Poster Session 1 - E3
1Neruja Loganathan, 1Emma McIlwraith, 1,2,3Denise Belsham
1 Dept. of Physiology, University of Toronto; 2 Dept. of Medicine, University of Toronto; 3 Dept. of Obstetrics and Gynaecology, University of Toronto, ON, Canada
Bisphenol A (BPA), an environmentally ubiquitous compound found in plastics, can linings and receipts, is termed an ‘obesogen’ as it leads to adipogenesis, lipogenesis and weight gain in animal models. AgRP and NPY are orexigenic neuropeptides produced in the hypothalamus and a dysregulation of these peptides can lead to hyperphagia and obesity. Using quantitative PCR, we have previously shown 100 micromolar BPA upregulated AgRP and altered NPY mRNA levels in six NPY/AgRP-expressing cell lines across 24 hours.

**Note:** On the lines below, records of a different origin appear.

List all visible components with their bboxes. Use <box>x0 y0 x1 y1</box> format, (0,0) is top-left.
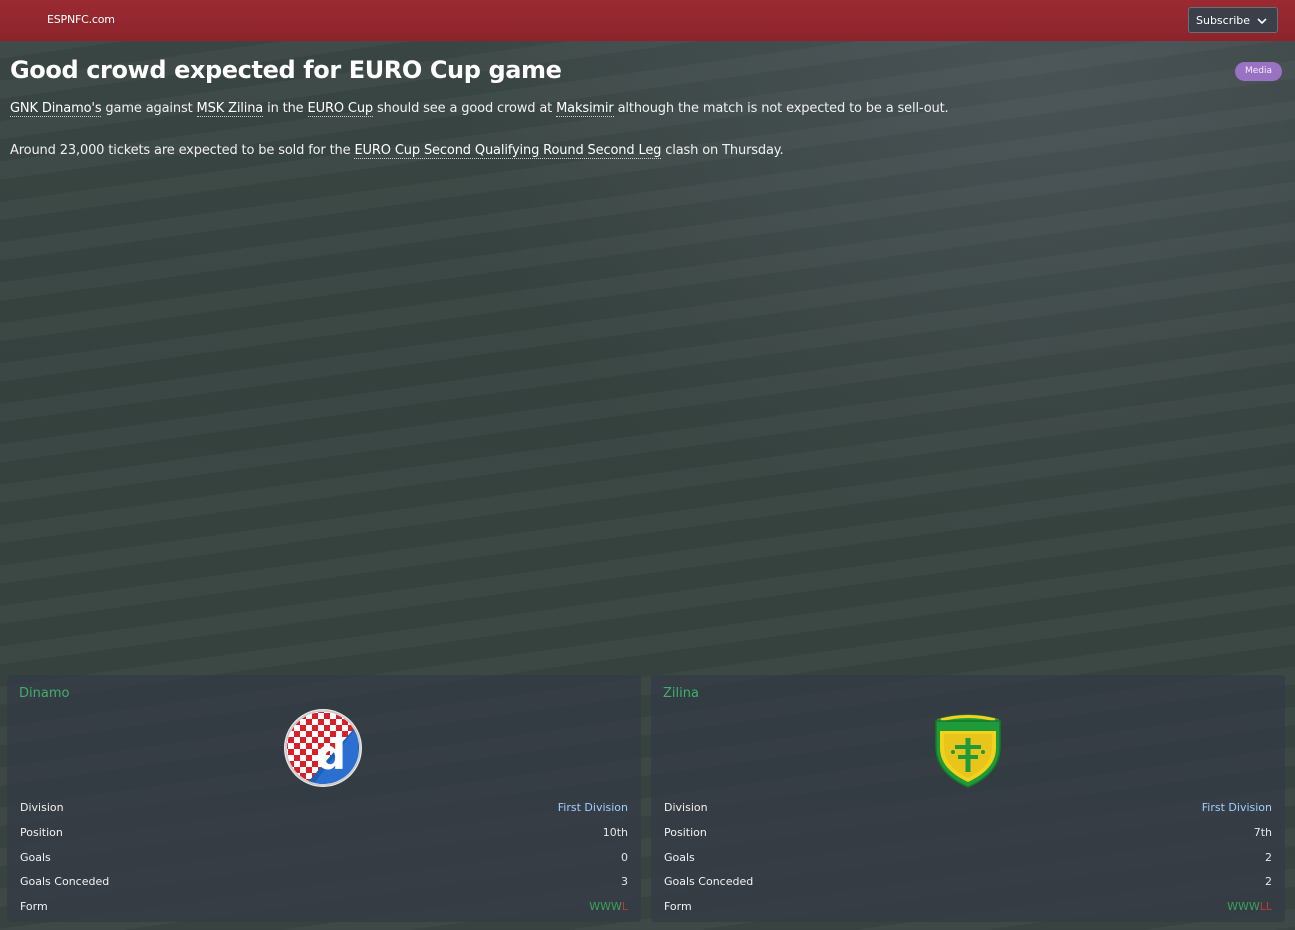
link-competition-round[interactable]: EURO Cup Second Qualifying Round Second … <box>354 143 661 159</box>
stat-form: Form WWWL <box>20 898 628 923</box>
form-wins: WWW <box>1227 900 1260 914</box>
link-euro-cup[interactable]: EURO Cup <box>307 101 373 117</box>
stat-value: 3 <box>621 875 628 889</box>
stat-label: Form <box>664 900 692 914</box>
chevron-down-icon <box>1257 18 1267 25</box>
news-source[interactable]: ESPNFC.com <box>47 13 115 26</box>
link-maksimir[interactable]: Maksimir <box>556 101 614 117</box>
stat-division: Division First Division <box>20 799 628 824</box>
stat-value: 0 <box>621 850 628 864</box>
form-losses: L <box>621 900 628 914</box>
stat-value: 10th <box>602 825 628 839</box>
subscribe-label: Subscribe <box>1196 13 1251 27</box>
stat-goals: Goals 2 <box>664 849 1272 874</box>
stat-label: Goals Conceded <box>664 875 754 889</box>
stat-label: Form <box>20 900 48 914</box>
stat-goals: Goals 0 <box>20 849 628 874</box>
stat-label: Division <box>664 801 708 814</box>
stat-goals-conceded: Goals Conceded 3 <box>20 873 628 898</box>
text: clash on Thursday. <box>661 143 784 158</box>
division-link[interactable]: First Division <box>558 801 628 814</box>
svg-text:d: d <box>316 730 346 779</box>
division-link[interactable]: First Division <box>1202 801 1272 814</box>
stat-goals-conceded: Goals Conceded 2 <box>664 873 1272 898</box>
stat-label: Goals <box>20 850 51 864</box>
stat-label: Position <box>20 825 63 839</box>
form-wins: WWW <box>589 900 622 914</box>
article-paragraph-2: Around 23,000 tickets are expected to be… <box>10 143 784 159</box>
text: in the <box>263 101 308 116</box>
article-title: Good crowd expected for EURO Cup game <box>10 56 562 84</box>
stat-label: Goals <box>664 850 695 864</box>
dinamo-crest-icon[interactable]: d <box>282 707 364 789</box>
team-name[interactable]: Zilina <box>663 686 699 701</box>
form-value: WWWLL <box>1227 900 1272 913</box>
link-gnk-dinamo[interactable]: GNK Dinamo's <box>10 101 102 117</box>
stat-value: 2 <box>1265 850 1272 864</box>
stat-value: 2 <box>1265 875 1272 889</box>
stat-label: Division <box>20 801 64 814</box>
subscribe-button[interactable]: Subscribe <box>1188 7 1278 33</box>
team-stats: Division First Division Position 7th Goa… <box>664 799 1272 923</box>
stat-label: Position <box>664 825 707 839</box>
stat-division: Division First Division <box>664 799 1272 824</box>
text: should see a good crowd at <box>373 101 557 116</box>
stat-label: Goals Conceded <box>20 875 110 889</box>
top-bar: ESPNFC.com Subscribe <box>0 0 1295 41</box>
text: Around 23,000 tickets are expected to be… <box>10 143 355 158</box>
form-losses: LL <box>1259 900 1272 914</box>
team-stats: Division First Division Position 10th Go… <box>20 799 628 923</box>
stat-position: Position 10th <box>20 824 628 849</box>
stat-form: Form WWWLL <box>664 898 1272 923</box>
media-badge: Media <box>1235 62 1282 81</box>
stat-position: Position 7th <box>664 824 1272 849</box>
text: although the match is not expected to be… <box>613 101 949 116</box>
team-panel-zilina: Zilina Division First Division Position … <box>651 675 1285 922</box>
team-name[interactable]: Dinamo <box>19 686 69 701</box>
team-panel-dinamo: Dinamo d Division First Division Positio… <box>7 675 641 922</box>
link-msk-zilina[interactable]: MSK Zilina <box>196 101 263 117</box>
article-paragraph-1: GNK Dinamo's game against MSK Zilina in … <box>10 101 949 117</box>
stat-value: 7th <box>1253 825 1272 839</box>
zilina-crest-icon[interactable] <box>927 707 1009 789</box>
form-value: WWWL <box>589 900 628 913</box>
text: game against <box>101 101 197 116</box>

We hypothesized that these BPA-mediated changes occur through induction of neuroinflammation and endoplasmic reticulum stress or through activation of nuclear receptors. We found that BPA increased mRNA levels of inflammatory cytokines (IL6, TNFalpha, IL10), ER stress markers (CHOP, GRP78, Bax/Bcl2) and nitric oxide synthases (iNOS, nNOS). These findings are currently being validated in hypothalamic primary culture. Western blot analysis showed BPA increased phosphorylation of the MAP kinases, JNK and ERK. Inhibition of JNK (SP600125) and MEK/ERK (PD0325901) partially abolished the BPA-mediated upregulation of AgRP, but not NPY, suggesting divergent mechanisms by which BPA regulates AgRP versus NPY. Furthermore, inhibition of NFkappaB activation (PS1145) and nuclear receptors, ERRgamma (GSK5182) and AhR (CH223191), did not have an effect on BPA-mediated AgRP and NPY induction. Future studies will focus on the nitric oxide pathway, using inhibitors to iNOS, nNOS and downstream effector, guanylyl cyclase. These studies will provide a potential mechanism by which BPA may act as an obesogen in the hypothalamus by increasing orexigenic neuropeptide expression, ultimately to increase food intake, often leading to obesity.